The k-means algorithm is a widely used unsupervised machine learning algorithm for clustering. In unsupervised machine learning, no samples have labels. But in many practical applications, users usually have a little samples with ground-truth label. So we could utilize these labels to do a more accurate clustering, and this is where semi-supervised clustering algorithms come from.
Constrained seed k-means algorithm is a classical semi-supervised clustering algorithm. These samples with true label are called seed samples.
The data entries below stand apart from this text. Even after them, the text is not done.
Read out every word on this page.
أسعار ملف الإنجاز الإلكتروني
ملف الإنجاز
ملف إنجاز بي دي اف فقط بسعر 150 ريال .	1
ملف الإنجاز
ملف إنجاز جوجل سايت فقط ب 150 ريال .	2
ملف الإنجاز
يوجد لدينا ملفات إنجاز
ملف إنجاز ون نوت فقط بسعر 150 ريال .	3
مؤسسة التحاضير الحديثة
The main differences between this algorithm and k-means algorithm lie in two aspects, which are:
-
centroids initialization : instead of randomly choosing k samples from training dataset as the initial centroids, in constrained seed k-means algorithm, it uses the seed samples with the same label to form the initial cluster and then calculate the mean vector within that cluster as the initial centroids.
-
cluster updating : instead of updating the associated cluster index for each sample, in constrained seed k-means algorithm, the associated cluster index for those seed samples does not change in all iterations.
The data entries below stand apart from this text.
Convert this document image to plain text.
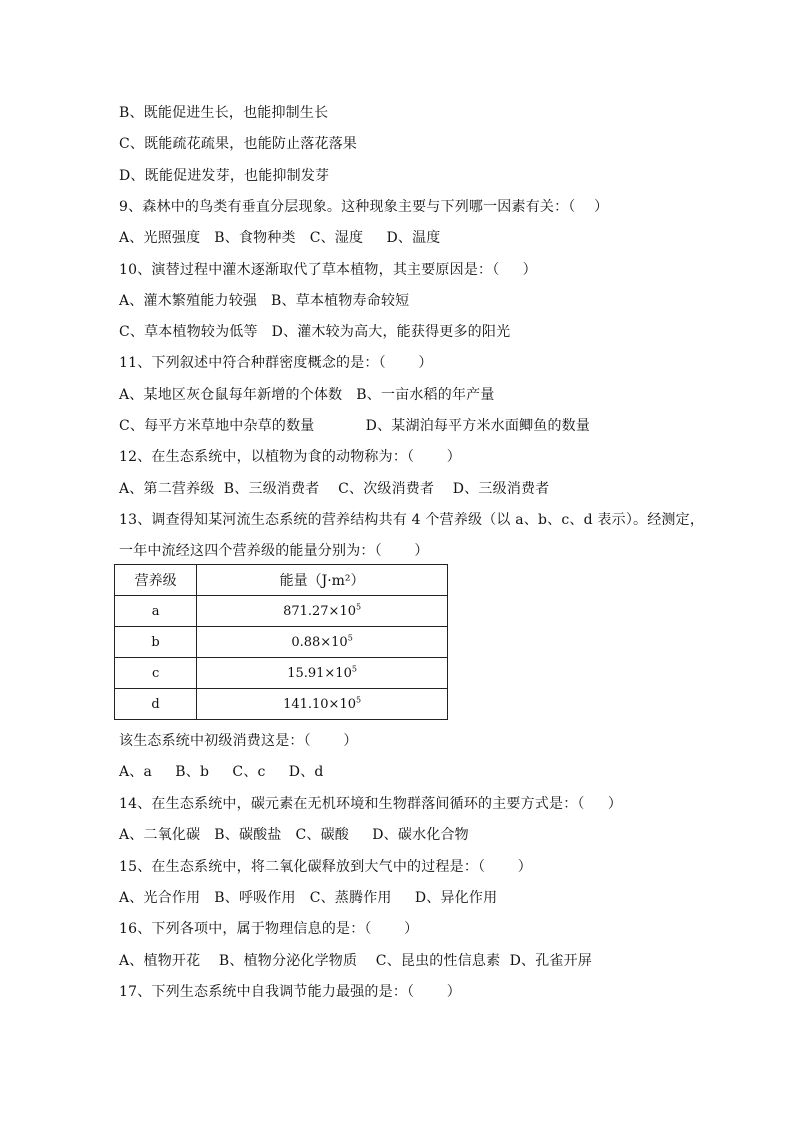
B、既能促进生长，也能抑制生长
C、既能疏花疏果，也能防止落花落果
D、既能促进发芽，也能抑制发芽
9、森林中的鸟类有垂直分层现象。这种现象主要与下列哪一因素有关：（    ）
A、光照强度   B、食物种类   C、湿度     D、温度
10、演替过程中灌木逐渐取代了草本植物，其主要原因是：（     ）
A、灌木繁殖能力较强   B、草本植物寿命较短
C、草本植物较为低等   D、灌木较为高大，能获得更多的阳光
11、下列叙述中符合种群密度概念的是：（       ）
A、某地区灰仓鼠每年新增的个体数   B、一亩水稻的年产量
C、每平方米草地中杂草的数量           D、某湖泊每平方米水面鲫鱼的数量
12、在生态系统中，以植物为食的动物称为：（       ）
A、第二营养级  B、三级消费者    C、次级消费者    D、三级消费者
13、调查得知某河流生态系统的营养结构共有 4 个营养级（以 a、b、c、d 表示）。经测定，
一年中流经这四个营养级的能量分别为：（       ）
营养级	能量（J·m²）
a	$871.27\times 10^5$
b	$0.88\times 10^5$
c	$15.91\times 10^5$
d	$141.10\times 10^5$
该生态系统中初级消费这是：（       ）
A、a     B、b     C、c     D、d
14、在生态系统中，碳元素在无机环境和生物群落间循环的主要方式是：（     ）
A、二氧化碳   B、碳酸盐   C、碳酸     D、碳水化合物
15、在生态系统中，将二氧化碳释放到大气中的过程是：（       ）
A、光合作用   B、呼吸作用   C、蒸腾作用     D、异化作用
16、下列各项中，属于物理信息的是：（       ）
A、植物开花    B、植物分泌化学物质    C、昆虫的性信息素  D、孔雀开屏
17、下列生态系统中自我调节能力最强的是：（       ）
The algorithm details are shown below.
You can use the class ConstrainedSeedKMeans
in seed_kmeans.py
to do both kmeans clustering and constrained seed kmeans clustering.
For example, if all our samples has no label, then ConstrainedSeedKMeans
is same as k-means
:
import numpy as np
from seed_kmeans import ConstrainedSeedKMeans
dataset = np.genfromtxt('./watermelon_4.0.txt', delimiter=',')
X = dataset[:, 1:]
y = [-1 for _ in range(X.shape[0])]
kmeans = ConstrainedSeedKMeans(n_clusters=3, n_init=10, verbose=False)
kmeans.fit(X, y)
print(kmeans.indices)
where we use -1
to indicate samples with no label.
We can assign label to some samples as:
y = [-1 for _ in range(X.shape[0])]
y[3], y[24] = 0, 0
y[11], y[19] = 1, 1
y[13], y[16] = 2, 2
then we can perform constrained seed k-means:
seed_kmeans = ConstrainedSeedKMeans(n_clusters=3, n_init=10, verbose=False)
seed_kmeans.fit(X, y)
print(seed_kmeans.indices)
[1] Basu, Sugato, Arindam Banerjee, and Raymond Mooney. "Semi-supervised clustering by seeding." In Proceedings of 19th International Conference on Machine Learning (ICML-2002. 2002.